Question #c4cb7

1 Answer
Nov 13, 2017

Geometry around the double bond of the molecule

Explanation:

Let's use 1,2-dichloroethene as our example.

https://www.chemguide.co.uk/basicorg/isomerism/geometric.html

Note that if both chlorines were attached to the same carbon, there would a net dipole. There would be no "cis" or "trans" for the molecule. Also, note that there is a greater net dipole for #C-Cl# than there is for #C-H#.

Let's say we cut the molecule down the middle of the double bond to have top and bottom halves. If you notice with trans, we have both Cl and H on both the top and bottom. If we were to put the dipoles into a math equation, we can say "#(C-H)+(C-Cl)=(C-H)+(C-Cl)#", which would sum up as #0=0#. In other words, there is no net dipole because the chlorines are cis to each other.

Let's look at cis now. using the math equation from before, we would have "#(C-H)+(C-H)=(C-Cl)+(C-Cl)#", which would be considered a false equation.

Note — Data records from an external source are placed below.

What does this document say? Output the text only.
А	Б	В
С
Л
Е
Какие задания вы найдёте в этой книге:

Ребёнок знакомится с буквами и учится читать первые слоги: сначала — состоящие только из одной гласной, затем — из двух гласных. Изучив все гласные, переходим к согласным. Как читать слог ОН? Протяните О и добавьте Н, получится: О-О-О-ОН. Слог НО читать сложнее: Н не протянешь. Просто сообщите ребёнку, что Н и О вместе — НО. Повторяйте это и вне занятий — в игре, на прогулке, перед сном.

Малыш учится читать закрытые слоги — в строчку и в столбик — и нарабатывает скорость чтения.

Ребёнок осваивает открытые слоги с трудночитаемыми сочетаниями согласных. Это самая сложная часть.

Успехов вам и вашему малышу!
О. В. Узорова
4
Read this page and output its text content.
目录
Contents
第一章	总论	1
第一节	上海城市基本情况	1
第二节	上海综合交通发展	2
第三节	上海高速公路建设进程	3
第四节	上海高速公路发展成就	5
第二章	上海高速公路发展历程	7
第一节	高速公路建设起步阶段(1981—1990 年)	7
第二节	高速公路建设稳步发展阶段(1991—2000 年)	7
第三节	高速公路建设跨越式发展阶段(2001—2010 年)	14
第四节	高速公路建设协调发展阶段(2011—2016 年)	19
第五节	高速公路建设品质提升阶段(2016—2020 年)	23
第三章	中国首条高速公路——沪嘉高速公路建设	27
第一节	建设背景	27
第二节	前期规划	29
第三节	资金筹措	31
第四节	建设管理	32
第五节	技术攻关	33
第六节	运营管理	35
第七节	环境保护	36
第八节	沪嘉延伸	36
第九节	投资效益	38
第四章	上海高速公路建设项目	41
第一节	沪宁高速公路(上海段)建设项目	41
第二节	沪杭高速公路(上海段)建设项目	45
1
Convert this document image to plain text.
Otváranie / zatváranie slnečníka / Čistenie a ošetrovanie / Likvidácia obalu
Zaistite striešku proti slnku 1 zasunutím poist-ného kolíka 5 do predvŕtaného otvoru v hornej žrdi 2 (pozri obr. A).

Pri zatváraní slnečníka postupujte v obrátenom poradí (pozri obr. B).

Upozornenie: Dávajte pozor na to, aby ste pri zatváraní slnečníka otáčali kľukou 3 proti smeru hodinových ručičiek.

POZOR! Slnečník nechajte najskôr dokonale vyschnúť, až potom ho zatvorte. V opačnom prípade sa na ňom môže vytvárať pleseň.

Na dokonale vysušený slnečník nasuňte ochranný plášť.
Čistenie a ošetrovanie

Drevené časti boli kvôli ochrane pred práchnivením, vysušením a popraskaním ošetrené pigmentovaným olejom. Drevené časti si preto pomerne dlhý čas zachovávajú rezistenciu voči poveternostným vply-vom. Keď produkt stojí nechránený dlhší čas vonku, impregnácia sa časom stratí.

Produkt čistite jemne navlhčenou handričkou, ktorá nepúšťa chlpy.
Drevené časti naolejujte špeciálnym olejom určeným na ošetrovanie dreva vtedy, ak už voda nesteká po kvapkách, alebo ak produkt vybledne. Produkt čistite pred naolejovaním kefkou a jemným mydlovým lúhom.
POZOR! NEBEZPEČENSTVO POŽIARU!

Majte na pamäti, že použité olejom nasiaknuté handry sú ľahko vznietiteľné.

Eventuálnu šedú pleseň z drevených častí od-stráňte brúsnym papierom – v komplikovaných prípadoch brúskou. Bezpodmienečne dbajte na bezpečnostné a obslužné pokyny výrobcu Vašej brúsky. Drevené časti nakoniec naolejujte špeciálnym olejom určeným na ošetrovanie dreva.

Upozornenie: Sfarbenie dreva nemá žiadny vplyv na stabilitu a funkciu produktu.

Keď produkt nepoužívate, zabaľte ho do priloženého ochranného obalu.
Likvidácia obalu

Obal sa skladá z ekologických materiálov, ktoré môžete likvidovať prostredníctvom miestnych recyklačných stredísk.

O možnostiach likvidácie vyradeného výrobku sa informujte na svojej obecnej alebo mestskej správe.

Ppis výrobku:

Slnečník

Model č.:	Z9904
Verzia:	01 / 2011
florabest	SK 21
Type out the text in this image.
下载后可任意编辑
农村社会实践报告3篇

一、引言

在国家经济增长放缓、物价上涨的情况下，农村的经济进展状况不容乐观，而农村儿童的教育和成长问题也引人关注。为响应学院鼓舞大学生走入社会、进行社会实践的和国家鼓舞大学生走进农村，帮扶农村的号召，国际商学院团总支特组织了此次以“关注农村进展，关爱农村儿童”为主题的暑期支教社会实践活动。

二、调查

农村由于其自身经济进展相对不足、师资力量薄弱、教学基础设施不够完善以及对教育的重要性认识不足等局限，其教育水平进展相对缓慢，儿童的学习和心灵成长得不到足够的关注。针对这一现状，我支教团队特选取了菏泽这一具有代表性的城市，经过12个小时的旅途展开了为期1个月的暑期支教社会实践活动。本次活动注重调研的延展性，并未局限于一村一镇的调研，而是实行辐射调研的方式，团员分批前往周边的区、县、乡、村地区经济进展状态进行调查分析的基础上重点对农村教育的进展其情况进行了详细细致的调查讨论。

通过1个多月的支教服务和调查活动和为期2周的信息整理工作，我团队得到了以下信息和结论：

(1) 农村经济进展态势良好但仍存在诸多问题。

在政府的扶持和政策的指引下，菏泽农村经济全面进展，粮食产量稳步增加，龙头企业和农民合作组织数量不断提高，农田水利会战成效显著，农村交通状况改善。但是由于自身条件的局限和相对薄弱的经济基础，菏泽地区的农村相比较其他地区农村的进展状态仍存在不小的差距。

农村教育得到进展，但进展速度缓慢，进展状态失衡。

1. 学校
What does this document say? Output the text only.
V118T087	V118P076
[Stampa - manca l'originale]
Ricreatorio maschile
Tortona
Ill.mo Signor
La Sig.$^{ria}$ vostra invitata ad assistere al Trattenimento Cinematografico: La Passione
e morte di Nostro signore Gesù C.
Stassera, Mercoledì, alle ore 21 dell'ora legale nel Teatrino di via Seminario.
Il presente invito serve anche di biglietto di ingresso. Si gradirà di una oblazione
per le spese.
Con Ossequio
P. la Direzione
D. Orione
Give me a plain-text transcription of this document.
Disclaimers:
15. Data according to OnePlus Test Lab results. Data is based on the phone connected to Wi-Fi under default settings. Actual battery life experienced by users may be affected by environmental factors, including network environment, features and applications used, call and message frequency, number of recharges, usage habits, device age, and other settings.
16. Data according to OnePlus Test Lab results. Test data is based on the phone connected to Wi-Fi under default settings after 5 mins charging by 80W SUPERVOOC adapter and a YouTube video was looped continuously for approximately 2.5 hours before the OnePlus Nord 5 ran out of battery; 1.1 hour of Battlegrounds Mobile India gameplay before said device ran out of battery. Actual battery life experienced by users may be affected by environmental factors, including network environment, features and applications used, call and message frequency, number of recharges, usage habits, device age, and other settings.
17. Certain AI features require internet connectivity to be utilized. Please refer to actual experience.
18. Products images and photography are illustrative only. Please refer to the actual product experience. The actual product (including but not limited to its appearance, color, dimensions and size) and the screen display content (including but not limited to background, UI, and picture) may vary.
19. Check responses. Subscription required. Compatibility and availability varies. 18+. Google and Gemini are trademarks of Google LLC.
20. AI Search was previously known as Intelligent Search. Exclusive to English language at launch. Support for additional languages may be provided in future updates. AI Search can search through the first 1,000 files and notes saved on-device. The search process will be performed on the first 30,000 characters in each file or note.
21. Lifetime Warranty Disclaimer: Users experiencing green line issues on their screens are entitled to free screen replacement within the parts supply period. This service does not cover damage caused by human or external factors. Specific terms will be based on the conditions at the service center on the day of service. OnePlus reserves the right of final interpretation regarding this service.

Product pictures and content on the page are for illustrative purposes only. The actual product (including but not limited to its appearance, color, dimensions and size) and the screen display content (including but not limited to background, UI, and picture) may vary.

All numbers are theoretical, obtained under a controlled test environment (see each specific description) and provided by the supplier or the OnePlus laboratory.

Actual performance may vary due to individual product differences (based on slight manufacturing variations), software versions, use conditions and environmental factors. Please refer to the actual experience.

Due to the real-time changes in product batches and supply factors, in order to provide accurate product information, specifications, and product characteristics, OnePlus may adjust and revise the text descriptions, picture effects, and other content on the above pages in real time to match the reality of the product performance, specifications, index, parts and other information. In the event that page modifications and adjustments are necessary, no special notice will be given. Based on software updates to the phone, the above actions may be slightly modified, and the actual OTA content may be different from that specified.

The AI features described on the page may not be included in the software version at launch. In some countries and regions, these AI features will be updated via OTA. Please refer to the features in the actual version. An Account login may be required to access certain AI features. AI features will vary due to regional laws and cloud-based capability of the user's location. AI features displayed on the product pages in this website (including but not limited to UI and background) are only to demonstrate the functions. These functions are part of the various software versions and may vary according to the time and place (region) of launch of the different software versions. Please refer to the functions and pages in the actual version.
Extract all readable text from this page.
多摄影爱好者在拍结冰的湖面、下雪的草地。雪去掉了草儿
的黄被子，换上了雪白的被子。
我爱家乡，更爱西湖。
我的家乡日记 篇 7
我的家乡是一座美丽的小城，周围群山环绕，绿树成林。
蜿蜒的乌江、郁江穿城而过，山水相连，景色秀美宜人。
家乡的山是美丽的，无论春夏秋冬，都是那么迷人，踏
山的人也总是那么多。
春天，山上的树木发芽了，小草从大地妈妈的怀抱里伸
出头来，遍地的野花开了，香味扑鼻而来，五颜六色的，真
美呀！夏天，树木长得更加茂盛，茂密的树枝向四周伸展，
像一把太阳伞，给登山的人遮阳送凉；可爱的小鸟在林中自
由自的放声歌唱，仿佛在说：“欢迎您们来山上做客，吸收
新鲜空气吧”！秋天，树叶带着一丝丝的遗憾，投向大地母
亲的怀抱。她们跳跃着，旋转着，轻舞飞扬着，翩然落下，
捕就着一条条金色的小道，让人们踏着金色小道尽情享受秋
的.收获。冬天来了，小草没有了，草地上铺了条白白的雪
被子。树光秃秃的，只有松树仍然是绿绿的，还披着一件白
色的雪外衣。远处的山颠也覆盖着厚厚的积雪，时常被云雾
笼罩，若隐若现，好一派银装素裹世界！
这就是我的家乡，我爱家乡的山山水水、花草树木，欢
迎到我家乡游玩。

There would be a net dipole that would be going down towards the chlorines.

So, geometry of the molecule around the double bond determines whether there is a net dipole or not. You can only have two of two substituents for there to be no dipole (e.g. 2 -H & 2 -Cl, or 2 -F & 2 -OH). Additionally, the same substituent has to be diagonal across the double bond (i.e. trans-chloro or trans-fluoro) to cancel any net dipole.